My ideas so far on how to go about proving this have been the following: We know that any unit in $\mathbb{Z}[\sqrt{d}]$ must be expressible as some power of the fundamental unit, or the additive inverse of some power of the fundamental unit, and furthermore, we know that only the fundamental unit has this property. So if we can show that any unit in $\mathbb{Z}[\sqrt{d}]$ must be expressible in the form $\pm(n^2-1+n\sqrt{d})^r$ for some $r\in \mathbb{Z}$, this would prove that $n^2-1+n\sqrt{d}$ is the fundamental unit. However, I seem to be at a loss as to how to prove this, and I suspect that there may be a simpler proof of the statement.
All help or input would, as always, be highly appreciated.
Update: In response to a highly relevant comment, I add the following: If $d$ is not square free, the statement seems to fail. $\textit{E.g.}$ if we take $n=10$. Then $d=10^2-2=98+2*7^2$, and we get the element $99+10\sqrt{98}$, but the fundamental unit in $\mathbb{Z}[\sqrt{98}]$ is demonstrably $1+\sqrt{2}$.
In fact, the fundamental unit is only defined for $\mathbb{Z}[\sqrt{d}]$, when $\mathbb{Z}[\sqrt{d}]$ is the ring of integers of some quadratic number field. This is only the case when $d$ is square-free. We observe that as $d \not\equiv 1\ (\textrm{mod}\ 4)$ for all $n\geq3$, $\mathbb{Z}[\sqrt{d}]$ does indeed constitute the ring of integers of some quadratic number field whenever $d$ is square-free.
But I do still suspect that the above statement is true for $d$ square-free.
Best Answer
You wrote "the fundamental unit in $\mathbf Z[\sqrt{98}]$ is demonstrably $1 + \sqrt{2}$" but this is wrong because $1+\sqrt{2}$ is not even an element of $\mathbf Z[\sqrt{98}] = \mathbf Z[7\sqrt{2}]$. When $A$ is a ring that is a finite free $\mathbf Z$-module (such as $\mathbf Z[\sqrt{m}]$ for all integers $m$ that are not perfect squares, even $m$ that have square factors bigger than $1$ such as $98 = 2 \cdot 49$), the unit group $A^\times$ is finitely generated and a set of multiplicatively independent generators of $A^\times$ modulo its roots of unity is called a set of fundamental units for $A$. If $A^\times$ is finite, such as when $A = \mathbf Z[i]$, there are no fundamental units.
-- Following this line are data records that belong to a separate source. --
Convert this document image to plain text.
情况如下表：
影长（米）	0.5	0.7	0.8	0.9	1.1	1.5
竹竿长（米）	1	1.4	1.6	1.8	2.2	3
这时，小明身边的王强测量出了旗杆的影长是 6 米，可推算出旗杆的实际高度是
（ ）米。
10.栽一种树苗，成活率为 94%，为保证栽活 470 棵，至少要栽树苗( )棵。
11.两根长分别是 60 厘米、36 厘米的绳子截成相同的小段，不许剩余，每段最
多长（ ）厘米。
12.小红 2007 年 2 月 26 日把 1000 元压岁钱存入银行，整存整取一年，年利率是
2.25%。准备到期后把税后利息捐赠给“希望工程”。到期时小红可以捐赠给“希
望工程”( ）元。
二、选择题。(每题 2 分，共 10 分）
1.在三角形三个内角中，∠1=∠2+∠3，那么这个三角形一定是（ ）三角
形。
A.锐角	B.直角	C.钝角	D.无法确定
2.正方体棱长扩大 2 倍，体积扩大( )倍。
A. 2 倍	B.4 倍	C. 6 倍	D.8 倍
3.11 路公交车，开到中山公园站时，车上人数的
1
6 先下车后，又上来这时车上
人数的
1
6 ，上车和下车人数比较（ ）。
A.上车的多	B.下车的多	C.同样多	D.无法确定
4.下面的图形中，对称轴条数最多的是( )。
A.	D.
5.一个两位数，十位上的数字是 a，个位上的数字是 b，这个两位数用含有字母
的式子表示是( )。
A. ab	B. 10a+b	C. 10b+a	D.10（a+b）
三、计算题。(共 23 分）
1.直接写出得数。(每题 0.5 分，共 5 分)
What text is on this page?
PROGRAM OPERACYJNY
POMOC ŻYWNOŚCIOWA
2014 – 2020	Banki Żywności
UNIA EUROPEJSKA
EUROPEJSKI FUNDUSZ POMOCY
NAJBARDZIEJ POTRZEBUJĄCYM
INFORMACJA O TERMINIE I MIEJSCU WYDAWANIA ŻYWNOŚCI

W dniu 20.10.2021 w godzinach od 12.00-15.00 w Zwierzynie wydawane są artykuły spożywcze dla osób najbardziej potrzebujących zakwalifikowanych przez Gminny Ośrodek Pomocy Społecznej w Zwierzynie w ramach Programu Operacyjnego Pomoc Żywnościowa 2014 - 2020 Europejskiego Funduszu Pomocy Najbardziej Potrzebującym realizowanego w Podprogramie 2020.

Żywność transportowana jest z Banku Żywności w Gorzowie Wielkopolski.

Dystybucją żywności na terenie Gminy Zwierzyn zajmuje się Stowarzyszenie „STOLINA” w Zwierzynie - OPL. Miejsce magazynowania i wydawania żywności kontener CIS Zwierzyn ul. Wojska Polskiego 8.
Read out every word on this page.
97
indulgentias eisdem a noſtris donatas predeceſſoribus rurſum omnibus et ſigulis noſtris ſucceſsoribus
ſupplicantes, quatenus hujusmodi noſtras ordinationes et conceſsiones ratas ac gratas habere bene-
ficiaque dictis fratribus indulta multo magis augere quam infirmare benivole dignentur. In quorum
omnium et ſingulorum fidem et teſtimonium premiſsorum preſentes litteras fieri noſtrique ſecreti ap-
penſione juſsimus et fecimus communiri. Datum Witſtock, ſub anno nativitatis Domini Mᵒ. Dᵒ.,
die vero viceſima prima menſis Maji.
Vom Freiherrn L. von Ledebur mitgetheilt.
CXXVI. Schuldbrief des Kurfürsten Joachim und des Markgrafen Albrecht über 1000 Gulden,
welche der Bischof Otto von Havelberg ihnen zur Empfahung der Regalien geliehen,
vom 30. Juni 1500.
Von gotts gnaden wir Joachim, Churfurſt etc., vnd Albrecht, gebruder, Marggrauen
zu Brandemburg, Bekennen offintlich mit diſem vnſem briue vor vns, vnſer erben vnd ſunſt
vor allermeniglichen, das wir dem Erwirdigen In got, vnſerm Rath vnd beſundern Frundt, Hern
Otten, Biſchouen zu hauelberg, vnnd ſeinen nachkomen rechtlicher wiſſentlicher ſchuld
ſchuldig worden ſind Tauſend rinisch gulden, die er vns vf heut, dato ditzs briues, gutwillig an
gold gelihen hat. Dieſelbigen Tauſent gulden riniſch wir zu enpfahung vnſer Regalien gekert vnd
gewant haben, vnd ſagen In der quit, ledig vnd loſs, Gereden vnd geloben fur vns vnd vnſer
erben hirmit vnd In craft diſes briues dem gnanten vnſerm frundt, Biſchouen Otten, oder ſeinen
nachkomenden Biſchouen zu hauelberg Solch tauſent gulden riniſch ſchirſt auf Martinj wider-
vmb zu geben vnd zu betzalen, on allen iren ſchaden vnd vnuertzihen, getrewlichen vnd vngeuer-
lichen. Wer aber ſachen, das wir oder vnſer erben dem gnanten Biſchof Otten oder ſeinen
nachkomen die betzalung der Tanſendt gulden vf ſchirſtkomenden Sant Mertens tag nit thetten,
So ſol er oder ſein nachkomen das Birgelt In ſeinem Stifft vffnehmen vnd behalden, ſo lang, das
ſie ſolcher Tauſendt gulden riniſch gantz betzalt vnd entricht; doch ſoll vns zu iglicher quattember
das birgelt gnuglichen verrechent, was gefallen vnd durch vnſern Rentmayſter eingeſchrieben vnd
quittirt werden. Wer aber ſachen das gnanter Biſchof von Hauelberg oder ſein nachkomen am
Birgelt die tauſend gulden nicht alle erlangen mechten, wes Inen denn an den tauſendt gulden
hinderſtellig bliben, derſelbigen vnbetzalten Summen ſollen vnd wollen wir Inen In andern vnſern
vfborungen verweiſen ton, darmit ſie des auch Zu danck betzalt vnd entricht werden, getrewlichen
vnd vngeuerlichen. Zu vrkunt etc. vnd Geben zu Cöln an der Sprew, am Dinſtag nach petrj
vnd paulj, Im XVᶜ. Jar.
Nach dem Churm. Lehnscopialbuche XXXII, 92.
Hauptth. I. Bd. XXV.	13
In any case, a real quadratic ring $\mathbf Z[\sqrt{m}]$ turns out to have a unit group of the form $\pm u^\mathbf Z$ for a unique unit $u > 1$ and we call $u$ a fundamental unit for $\mathbf Z[\sqrt{m}]$. To show $n^2 - 1 + n\sqrt{n^2-2}$ is the fundamental unit of $\mathbf Z[\sqrt{n^2-2}]$ when $n \geq 3$, show it is the smallest unit greater than $1$. Start by showing no unit $a+b\sqrt{n^2-2}$ in $\mathbf Z[\sqrt{n^2-2}]$ can have $|b| < n$.